Kaşlarını çatarak sesini yükseltti. "Ne yaptığını sanıyorsun sen, ya düşseydin?" Yükselen sesi bile yeterince yüksek değildi. Endişeli gibiydi. İncitmekten korkar gibiydi.
Bu adama nasıl oluyordu da, şeytan diyorlardı?
"Evet, düşebilirdim. Bu yüzden sorumluluk alın ve soruma cevap verin, ne isteyeceksiniz?"
"Jeongguk." Kafasını eğdi ve sesli bir nefes verdi. Koşan bendim ama o soluklanıyordu. "Aptal." diye fısıldadı.
"Aptal değilim."
"Aptal değilsen bile yalnızca bir hizmetçisin. İş görüşmelerim seni ilgilendirmiyor."
"Ama o benim arkadaşım."
İki yanında duran ellerini duvara doğru uzattı ve beni kendiyle duvar arasında sıkıştırdı. "Hatırlatıp dur bana bunu, isteyeceğim şey konusunda daha da yaratıcı olayım, devam et böyle."
"Kardeşinin kalbini falan istemezsiniz değil mi?"
"Ne?"
"Benden istemiştiniz, hatırlamıyor musunuz?" Endişeyle sormuştum. Ming si daha yedi yaşındaydı. Kalbini falan istemezdi, değil mi?
Sanki çok komik bir şeyden bahsetmişim gibi güldü. İnci gibi olan dişleri gözler önüne serildi. Gülmek ona çok yakışıyordu. "Kimbilir."
"Bilemem ama bilmek isterim." İyice yakınlaşıp gözlerinin içine bakmıştım. Göz bebeklerinin içinden kendimi görmüştüm. Yavru bir kedi gibi yalvarıyordum. "Sikeyim." dedi.
Ne olduğunu anlayamadım. "Ne?" diye sordum ama cevap vermedi.
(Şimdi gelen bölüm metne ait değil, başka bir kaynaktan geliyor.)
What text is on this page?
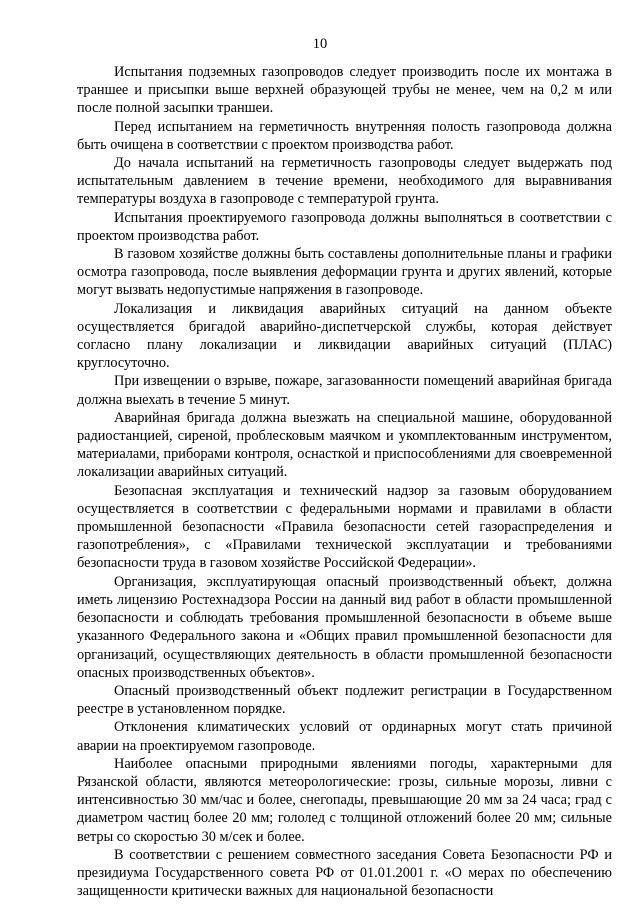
10

Испытания подземных газопроводов следует производить после их монтажа в траншее и присыпки выше верхней образующей трубы не менее, чем на 0,2 м или после полной засыпки траншеи.

Перед испытанием на герметичность внутренняя полость газопровода должна быть очищена в соответствии с проектом производства работ.

До начала испытаний на герметичность газопроводы следует выдержать под испытательным давлением в течение времени, необходимого для выравнивания температуры воздуха в газопроводе с температурой грунта.

Испытания проектируемого газопровода должны выполняться в соответствии с проектом производства работ.

В газовом хозяйстве должны быть составлены дополнительные планы и графики осмотра газопровода, после выявления деформации грунта и других явлений, которые могут вызвать недопустимые напряжения в газопроводе.

Локализация и ликвидация аварийных ситуаций на данном объекте осуществляется бригадой аварийно-диспетчерской службы, которая действует согласно плану локализации и ликвидации аварийных ситуаций (ПЛАС) круглосуточно.

При извещении о взрыве, пожаре, загазованности помещений аварийная бригада должна выехать в течение 5 минут.

Аварийная бригада должна выезжать на специальной машине, оборудованной радиостанцией, сиреной, проблесковым маячком и укомплектованным инструментом, материалами, приборами контроля, оснасткой и приспособлениями для своевременной локализации аварийных ситуаций.

Безопасная эксплуатация и технический надзор за газовым оборудованием осуществляется в соответствии с федеральными нормами и правилами в области промышленной безопасности «Правила безопасности сетей газораспределения и газопотребления», с «Правилами технической эксплуатации и требованиями безопасности труда в газовом хозяйстве Российской Федерации».

Организация, эксплуатирующая опасный производственный объект, должна иметь лицензию Ростехнадзора России на данный вид работ в области промышленной безопасности и соблюдать требования промышленной безопасности в объеме выше указанного Федерального закона и «Общих правил промышленной безопасности для организаций, осуществляющих деятельность в области промышленной безопасности опасных производственных объектов».

Опасный производственный объект подлежит регистрации в Государственном реестре в установленном порядке.

Отклонения климатических условий от ординарных могут стать причиной аварии на проектируемом газопроводе.

Наиболее опасными природными явлениями погоды, характерными для Рязанской области, являются метеорологические: грозы, сильные морозы, ливни с интенсивностью 30 мм/час и более, снегопады, превышающие 20 мм за 24 часа; град с диаметром частиц более 20 мм; гололед с толщиной отложений более 20 мм; сильные ветры со скоростью 30 м/сек и более.

В соответствии с решением совместного заседания Совета Безопасности РФ и президиума Государственного совета РФ от 01.01.2001 г. «О мерах по обеспечению защищенности критически важных для национальной безопасности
Yalnızca yüzümü inceledi. "Sikeceğim." dedi tekrar. Mimiklerini yakalamaya çalışıyordum ama ne olduğunu gerçekten anlayamıyordum.
Bir anda bir adım daha attı ve dibime girdi. Eş zamanlı olarak çenemi tuttu ve yukarı kaldırdı. Dudaklarıma yapıştı.
Dudaklarıma mı yapıştı?
Duvarda duran eli olduğu yerden ayrılıp belime gelmiş, geldiği gibi yerinde turlayarak kalçalarıma ilerlemişti. Her şey bir anda olmuştu.
Elleri kalçalarımla temas ettiği an gözlerini açmıştı. Dudaklarımdan ayrılmıştı ve çeneme doğru akan salyalarını silmişti. Birkaç saniye içinde dudaklarımı yiyip bitirmiş, büyük bir açlıkla sömürmüştü. Şuan ise pişmanlık yaşıyordu.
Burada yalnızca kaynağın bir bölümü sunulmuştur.